Double Dragon also desperately wants to be like Robocop, at least in terms of satire. Clips of New Angeles’ televised news, with George Hamilton and Vanna White playing themselves as news anchors and Andy Dick as a “smogcaster” weatherman, are sprinkled throughout the movie, but these fourth-wall-breaking moments are neither clever nor funny. Why do George, Vanna, and Dick all look exactly like they did in 1994 despite it being 2007?? The best satire the writers were able to come up with is a tired joke about Madonna divorcing Tom Arnold. My eyes rolled especially hard when the Action News correspondent for Channel 69 popped up. That number makes anyone laugh, right? This immaturity is the crux of the movie’s problems, causing it to feel far more like a children’s movie than it should. The Power Corp’s hidden base looking one Aggro Crag away from being identical to the set of Nickelodeon’s Guts TV show certainly doesn’t help.

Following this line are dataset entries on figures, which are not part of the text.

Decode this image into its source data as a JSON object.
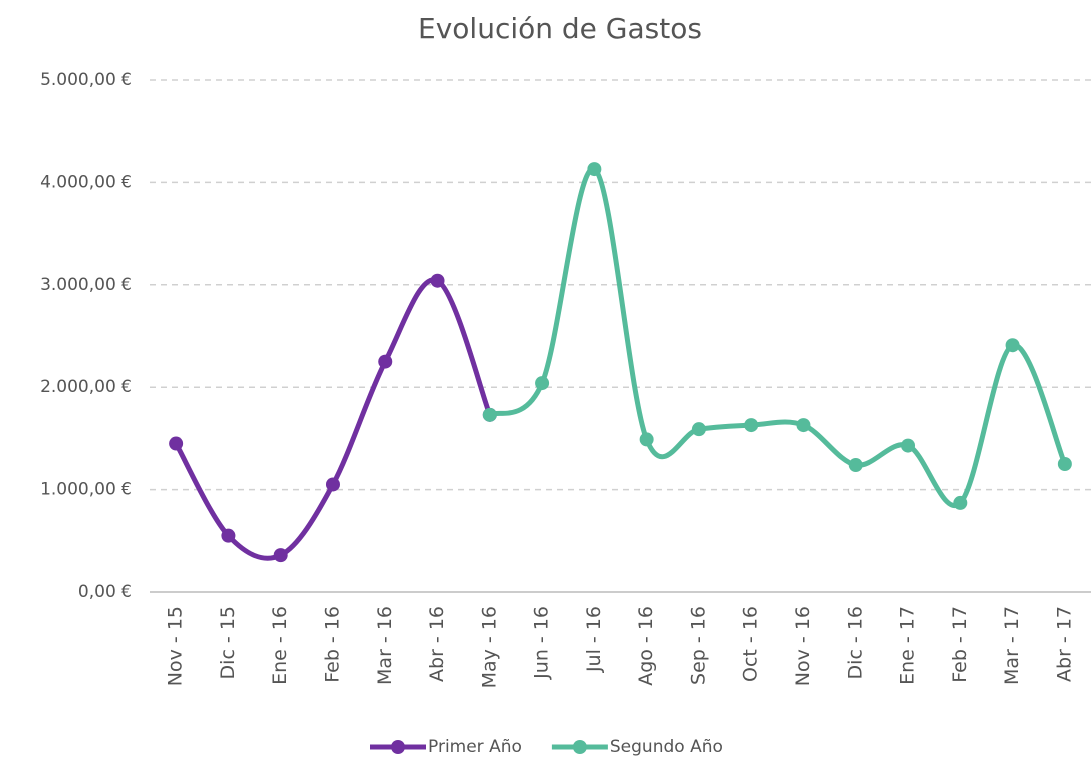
{
  "chart_data": {
    "type": "line",
    "title": "Evolución de Gastos",
    "categories": [
      "Nov - 15",
      "Dic - 15",
      "Ene - 16",
      "Feb - 16",
      "Mar - 16",
      "Abr - 16",
      "May - 16",
      "Jun - 16",
      "Jul - 16",
      "Ago - 16",
      "Sep - 16",
      "Oct - 16",
      "Nov - 16",
      "Dic - 16",
      "Ene - 17",
      "Feb - 17",
      "Mar - 17",
      "Abr - 17"
    ],
    "series": [
      {
        "name": "Primer Año",
        "color": "#7030a0",
        "values": [
          1450,
          550,
          360,
          1050,
          2250,
          3040,
          1730,
          null,
          null,
          null,
          null,
          null,
          null,
          null,
          null,
          null,
          null,
          null
        ]
      },
      {
        "name": "Segundo Año",
        "color": "#55bb9b",
        "values": [
          null,
          null,
          null,
          null,
          null,
          null,
          1730,
          2040,
          4130,
          1490,
          1590,
          1630,
          1630,
          1240,
          1430,
          870,
          2410,
          1250
        ]
      }
    ],
    "ylim": [
      0,
      5000
    ],
    "yticks": [
      {
        "value": 0,
        "label": "0,00 €"
      },
      {
        "value": 1000,
        "label": "1.000,00 €"
      },
      {
        "value": 2000,
        "label": "2.000,00 €"
      },
      {
        "value": 3000,
        "label": "3.000,00 €"
      },
      {
        "value": 4000,
        "label": "4.000,00 €"
      },
      {
        "value": 5000,
        "label": "5.000,00 €"
      }
    ],
    "grid": true,
    "smooth": true,
    "legend": "bottom"
  }
}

The saddest thing about Double Dragon is the waste of talent behind it. With a story by Paul Dini (Batman: The Animated Series) and a screenplay by Peter Gould (Breaking Bad, Better Call Saul), it’s almost impressive how disastrous the resulting movie turned out to be. Robert Patrick was only a couple years off of his iconic turn as the villain in Terminator 2, and Alyssa Milano’s star was rising rapidly. Mark Dacascos has long been a martial arts cinema favorite of mine, and while he does exhibit some impressive stunts occasionally in Double Dragon, he’s subjected to the same embarrassing script that everyone else is.

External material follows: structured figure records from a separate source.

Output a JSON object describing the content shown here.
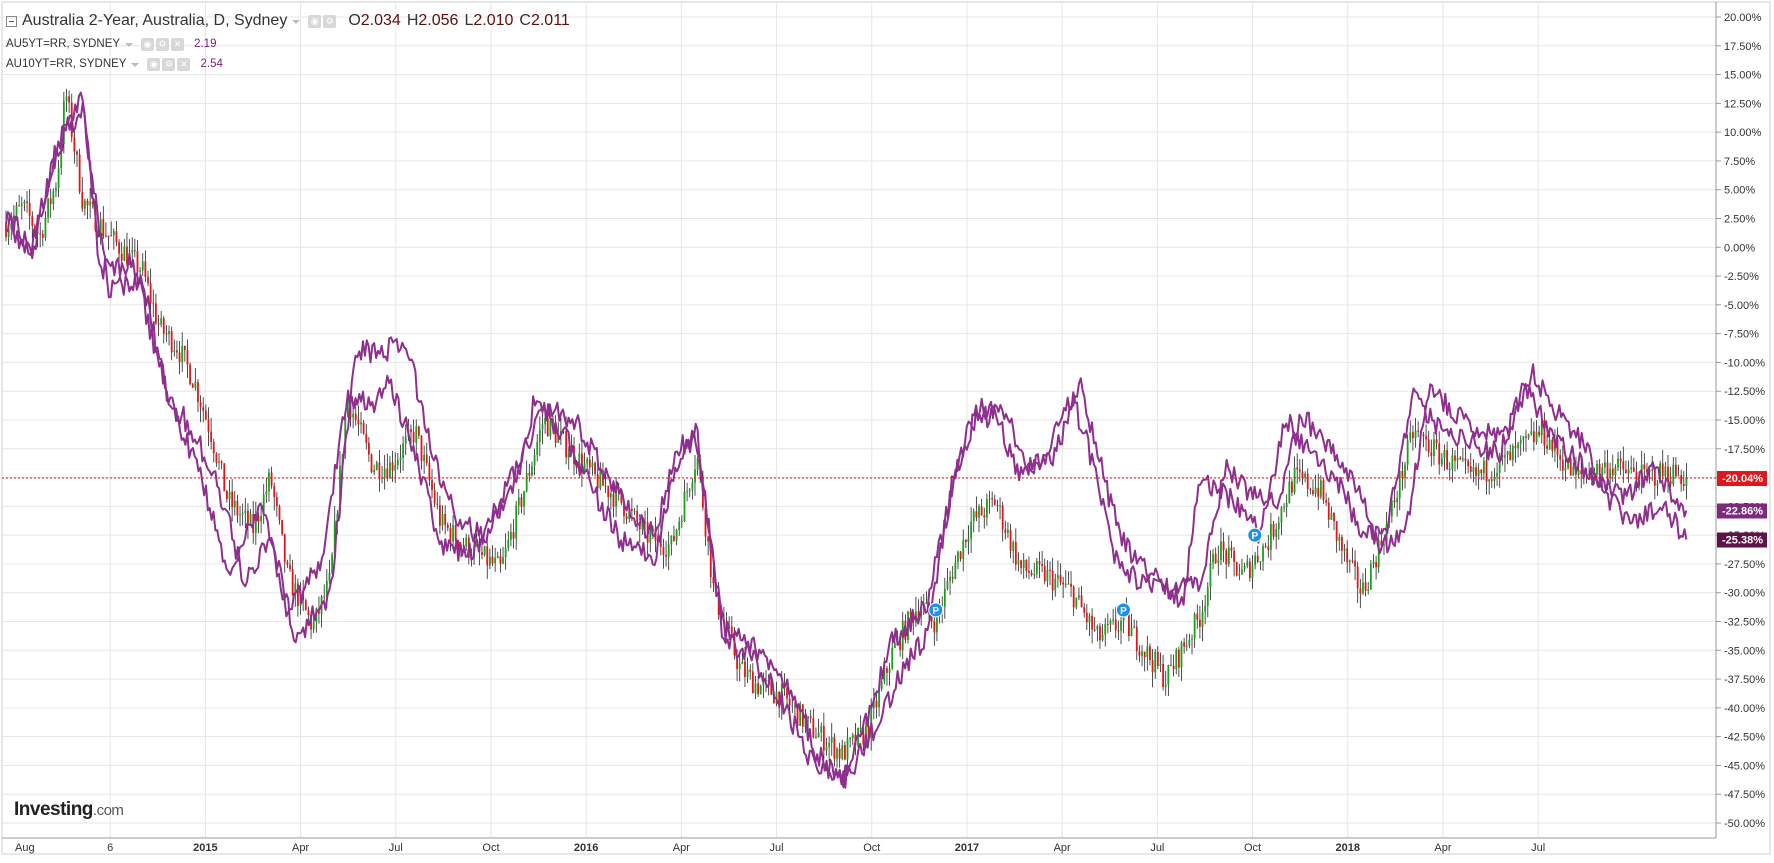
{
  "header": {
    "main_title": "Australia 2-Year, Australia, D, Sydney",
    "ohlc": [
      {
        "label": "O",
        "value": "2.034"
      },
      {
        "label": "H",
        "value": "2.056"
      },
      {
        "label": "L",
        "value": "2.010"
      },
      {
        "label": "C",
        "value": "2.011"
      }
    ],
    "compare": [
      {
        "name": "AU5YT=RR, SYDNEY",
        "value": "2.19"
      },
      {
        "name": "AU10YT=RR, SYDNEY",
        "value": "2.54"
      }
    ]
  },
  "logo": {
    "brand": "Investing",
    "suffix": ".com"
  },
  "colors": {
    "up": "#1aa01a",
    "down": "#e0161b",
    "compare": "#8e2f8e",
    "grid": "#e6e6e6",
    "current_line": "#e0161b",
    "badge_main": "#e0161b",
    "badge_compare_1": "#7d2a7d",
    "badge_compare_2": "#5d1346",
    "event_marker": "#1e90e6"
  },
  "chart_data": {
    "type": "line",
    "x_axis": {
      "ticks": [
        "Aug",
        "6",
        "2015",
        "Apr",
        "Jul",
        "Oct",
        "2016",
        "Apr",
        "Jul",
        "Oct",
        "2017",
        "Apr",
        "Jul",
        "Oct",
        "2018",
        "Apr",
        "Jul"
      ],
      "bold_ticks": [
        "2015",
        "2016",
        "2017",
        "2018"
      ]
    },
    "y_axis": {
      "range": [
        -50,
        20
      ],
      "step": 2.5,
      "unit": "%",
      "position": "right",
      "ticks": [
        "20.00%",
        "17.50%",
        "15.00%",
        "12.50%",
        "10.00%",
        "7.50%",
        "5.00%",
        "2.50%",
        "0.00%",
        "-2.50%",
        "-5.00%",
        "-7.50%",
        "-10.00%",
        "-12.50%",
        "-15.00%",
        "-17.50%",
        "-20.00%",
        "-22.50%",
        "-25.00%",
        "-27.50%",
        "-30.00%",
        "-32.50%",
        "-35.00%",
        "-37.50%",
        "-40.00%",
        "-42.50%",
        "-45.00%",
        "-47.50%",
        "-50.00%"
      ]
    },
    "grid": true,
    "current_values": [
      {
        "series": "Australia 2-Year",
        "label": "-20.04%",
        "value": -20.04
      },
      {
        "series": "AU5YT=RR, SYDNEY",
        "label": "-22.86%",
        "value": -22.86
      },
      {
        "series": "AU10YT=RR, SYDNEY",
        "label": "-25.38%",
        "value": -25.38
      }
    ],
    "series": [
      {
        "name": "Australia 2-Year",
        "style": "candlestick",
        "points": [
          [
            0.0,
            2.0
          ],
          [
            0.01,
            3.5
          ],
          [
            0.02,
            1.0
          ],
          [
            0.03,
            6.0
          ],
          [
            0.035,
            13.5
          ],
          [
            0.045,
            4.0
          ],
          [
            0.06,
            1.0
          ],
          [
            0.08,
            -2.0
          ],
          [
            0.09,
            -7.0
          ],
          [
            0.1,
            -8.5
          ],
          [
            0.11,
            -11.5
          ],
          [
            0.12,
            -16.0
          ],
          [
            0.13,
            -22.0
          ],
          [
            0.145,
            -24.5
          ],
          [
            0.155,
            -20.0
          ],
          [
            0.165,
            -28.5
          ],
          [
            0.18,
            -33.0
          ],
          [
            0.19,
            -29.0
          ],
          [
            0.2,
            -13.0
          ],
          [
            0.215,
            -19.0
          ],
          [
            0.225,
            -19.0
          ],
          [
            0.24,
            -16.0
          ],
          [
            0.255,
            -24.0
          ],
          [
            0.27,
            -26.0
          ],
          [
            0.29,
            -28.0
          ],
          [
            0.3,
            -23.0
          ],
          [
            0.315,
            -15.0
          ],
          [
            0.33,
            -17.5
          ],
          [
            0.345,
            -20.0
          ],
          [
            0.36,
            -22.0
          ],
          [
            0.375,
            -25.0
          ],
          [
            0.39,
            -26.0
          ],
          [
            0.405,
            -18.0
          ],
          [
            0.415,
            -30.0
          ],
          [
            0.43,
            -36.5
          ],
          [
            0.44,
            -38.0
          ],
          [
            0.455,
            -39.0
          ],
          [
            0.47,
            -41.5
          ],
          [
            0.49,
            -44.0
          ],
          [
            0.505,
            -42.0
          ],
          [
            0.52,
            -35.0
          ],
          [
            0.535,
            -31.0
          ],
          [
            0.545,
            -32.5
          ],
          [
            0.555,
            -28.0
          ],
          [
            0.565,
            -24.0
          ],
          [
            0.58,
            -22.0
          ],
          [
            0.595,
            -28.0
          ],
          [
            0.61,
            -28.5
          ],
          [
            0.625,
            -30.0
          ],
          [
            0.64,
            -34.0
          ],
          [
            0.655,
            -32.5
          ],
          [
            0.67,
            -35.5
          ],
          [
            0.68,
            -37.5
          ],
          [
            0.7,
            -32.0
          ],
          [
            0.71,
            -26.0
          ],
          [
            0.725,
            -28.5
          ],
          [
            0.74,
            -25.5
          ],
          [
            0.755,
            -20.0
          ],
          [
            0.77,
            -21.0
          ],
          [
            0.785,
            -27.0
          ],
          [
            0.795,
            -30.0
          ],
          [
            0.81,
            -24.0
          ],
          [
            0.825,
            -16.0
          ],
          [
            0.84,
            -18.0
          ],
          [
            0.86,
            -20.0
          ],
          [
            0.88,
            -18.5
          ],
          [
            0.9,
            -16.0
          ],
          [
            0.92,
            -20.0
          ],
          [
            0.94,
            -19.0
          ],
          [
            0.96,
            -20.0
          ],
          [
            0.975,
            -19.5
          ],
          [
            0.985,
            -20.04
          ]
        ]
      },
      {
        "name": "AU5YT=RR, SYDNEY",
        "style": "line",
        "points": [
          [
            0.0,
            3.0
          ],
          [
            0.015,
            0.0
          ],
          [
            0.03,
            8.5
          ],
          [
            0.045,
            13.0
          ],
          [
            0.055,
            -2.0
          ],
          [
            0.075,
            -1.5
          ],
          [
            0.09,
            -10.5
          ],
          [
            0.1,
            -15.0
          ],
          [
            0.115,
            -20.0
          ],
          [
            0.13,
            -28.5
          ],
          [
            0.15,
            -22.0
          ],
          [
            0.165,
            -32.0
          ],
          [
            0.185,
            -27.0
          ],
          [
            0.2,
            -13.0
          ],
          [
            0.215,
            -13.5
          ],
          [
            0.225,
            -11.5
          ],
          [
            0.24,
            -18.0
          ],
          [
            0.255,
            -26.0
          ],
          [
            0.275,
            -26.5
          ],
          [
            0.3,
            -20.0
          ],
          [
            0.31,
            -13.0
          ],
          [
            0.33,
            -17.0
          ],
          [
            0.34,
            -20.0
          ],
          [
            0.36,
            -25.5
          ],
          [
            0.38,
            -27.0
          ],
          [
            0.395,
            -18.0
          ],
          [
            0.405,
            -16.0
          ],
          [
            0.42,
            -34.0
          ],
          [
            0.44,
            -36.0
          ],
          [
            0.455,
            -39.5
          ],
          [
            0.47,
            -44.0
          ],
          [
            0.49,
            -46.5
          ],
          [
            0.505,
            -41.0
          ],
          [
            0.52,
            -34.0
          ],
          [
            0.54,
            -31.0
          ],
          [
            0.55,
            -24.0
          ],
          [
            0.565,
            -15.0
          ],
          [
            0.58,
            -14.5
          ],
          [
            0.595,
            -20.0
          ],
          [
            0.61,
            -18.0
          ],
          [
            0.625,
            -13.0
          ],
          [
            0.64,
            -20.0
          ],
          [
            0.65,
            -27.0
          ],
          [
            0.665,
            -29.0
          ],
          [
            0.68,
            -30.0
          ],
          [
            0.69,
            -31.0
          ],
          [
            0.7,
            -20.0
          ],
          [
            0.72,
            -22.0
          ],
          [
            0.735,
            -25.0
          ],
          [
            0.75,
            -15.0
          ],
          [
            0.765,
            -18.0
          ],
          [
            0.78,
            -20.0
          ],
          [
            0.795,
            -25.0
          ],
          [
            0.81,
            -24.0
          ],
          [
            0.825,
            -13.0
          ],
          [
            0.84,
            -15.5
          ],
          [
            0.86,
            -17.0
          ],
          [
            0.875,
            -18.0
          ],
          [
            0.89,
            -12.0
          ],
          [
            0.905,
            -16.0
          ],
          [
            0.92,
            -18.5
          ],
          [
            0.935,
            -20.5
          ],
          [
            0.95,
            -22.0
          ],
          [
            0.965,
            -19.0
          ],
          [
            0.985,
            -22.86
          ]
        ]
      },
      {
        "name": "AU10YT=RR, SYDNEY",
        "style": "line",
        "points": [
          [
            0.0,
            2.5
          ],
          [
            0.015,
            -1.0
          ],
          [
            0.03,
            9.0
          ],
          [
            0.045,
            12.0
          ],
          [
            0.06,
            -3.5
          ],
          [
            0.08,
            -3.0
          ],
          [
            0.095,
            -13.0
          ],
          [
            0.11,
            -16.0
          ],
          [
            0.125,
            -21.0
          ],
          [
            0.14,
            -29.0
          ],
          [
            0.155,
            -25.0
          ],
          [
            0.17,
            -34.0
          ],
          [
            0.19,
            -30.0
          ],
          [
            0.205,
            -9.0
          ],
          [
            0.22,
            -9.0
          ],
          [
            0.235,
            -8.5
          ],
          [
            0.25,
            -18.0
          ],
          [
            0.265,
            -24.0
          ],
          [
            0.28,
            -25.0
          ],
          [
            0.3,
            -19.0
          ],
          [
            0.315,
            -13.5
          ],
          [
            0.335,
            -15.5
          ],
          [
            0.35,
            -19.0
          ],
          [
            0.365,
            -23.0
          ],
          [
            0.38,
            -25.0
          ],
          [
            0.395,
            -17.0
          ],
          [
            0.405,
            -17.0
          ],
          [
            0.42,
            -33.0
          ],
          [
            0.44,
            -35.0
          ],
          [
            0.46,
            -38.0
          ],
          [
            0.475,
            -44.0
          ],
          [
            0.49,
            -46.5
          ],
          [
            0.505,
            -43.0
          ],
          [
            0.525,
            -37.0
          ],
          [
            0.54,
            -33.5
          ],
          [
            0.555,
            -20.0
          ],
          [
            0.57,
            -14.0
          ],
          [
            0.585,
            -14.5
          ],
          [
            0.6,
            -19.0
          ],
          [
            0.615,
            -18.0
          ],
          [
            0.63,
            -12.0
          ],
          [
            0.645,
            -21.0
          ],
          [
            0.655,
            -25.5
          ],
          [
            0.67,
            -28.5
          ],
          [
            0.685,
            -30.0
          ],
          [
            0.7,
            -29.0
          ],
          [
            0.715,
            -19.0
          ],
          [
            0.73,
            -21.5
          ],
          [
            0.745,
            -22.0
          ],
          [
            0.76,
            -14.5
          ],
          [
            0.775,
            -17.5
          ],
          [
            0.79,
            -20.0
          ],
          [
            0.805,
            -26.0
          ],
          [
            0.82,
            -25.0
          ],
          [
            0.835,
            -12.0
          ],
          [
            0.85,
            -14.5
          ],
          [
            0.865,
            -16.0
          ],
          [
            0.88,
            -16.5
          ],
          [
            0.895,
            -11.0
          ],
          [
            0.91,
            -14.5
          ],
          [
            0.925,
            -17.0
          ],
          [
            0.94,
            -22.0
          ],
          [
            0.955,
            -24.0
          ],
          [
            0.97,
            -22.0
          ],
          [
            0.985,
            -25.38
          ]
        ]
      }
    ],
    "event_markers": [
      {
        "label": "P",
        "x": 0.545,
        "y": -31.5
      },
      {
        "label": "P",
        "x": 0.655,
        "y": -31.5
      },
      {
        "label": "P",
        "x": 0.732,
        "y": -25.0
      }
    ]
  }
}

All complaints aside, I do think Double Dragon is a fun and often bizarre movie to laugh at. Most of the humor does not land as intended, but there’s a unique sort of manic energy that propels the film to the point where there’s rarely a dull moment. I always have a great time laughing at the ridiculous costumes (Marian’s outfit, consisting of a tie-dye top, jean shorts, garters, and chaps is especially egregious), cheesy digital effects, and numerous stunts-gone-wrong. It might be an acquired taste, but Double Dragon is required viewing for fans of schlocky martial arts movies.
Fun Fact: Lash (Kristina Wagner, who is best known for General Hospital), and Marian (Alyssa Milano, best known for Who’s the Boss?) have an… interesting exchange. After striking Marian, Lash taunts her by asking, “Who’s the boss now?” Later on, after knocking Lash unconscious, Marian says, “You’re lucky. Generally, I put people in the hospital.” Cue that cringe!
Fun Fact II: The Revenge – The most notable contributor to the ultra-’90s soundtrack is a young, up-and-coming rapper named Coolio. Coolio would go on to “act” alongside Mark Dacascos as a villain in 2000’s China Strike Force.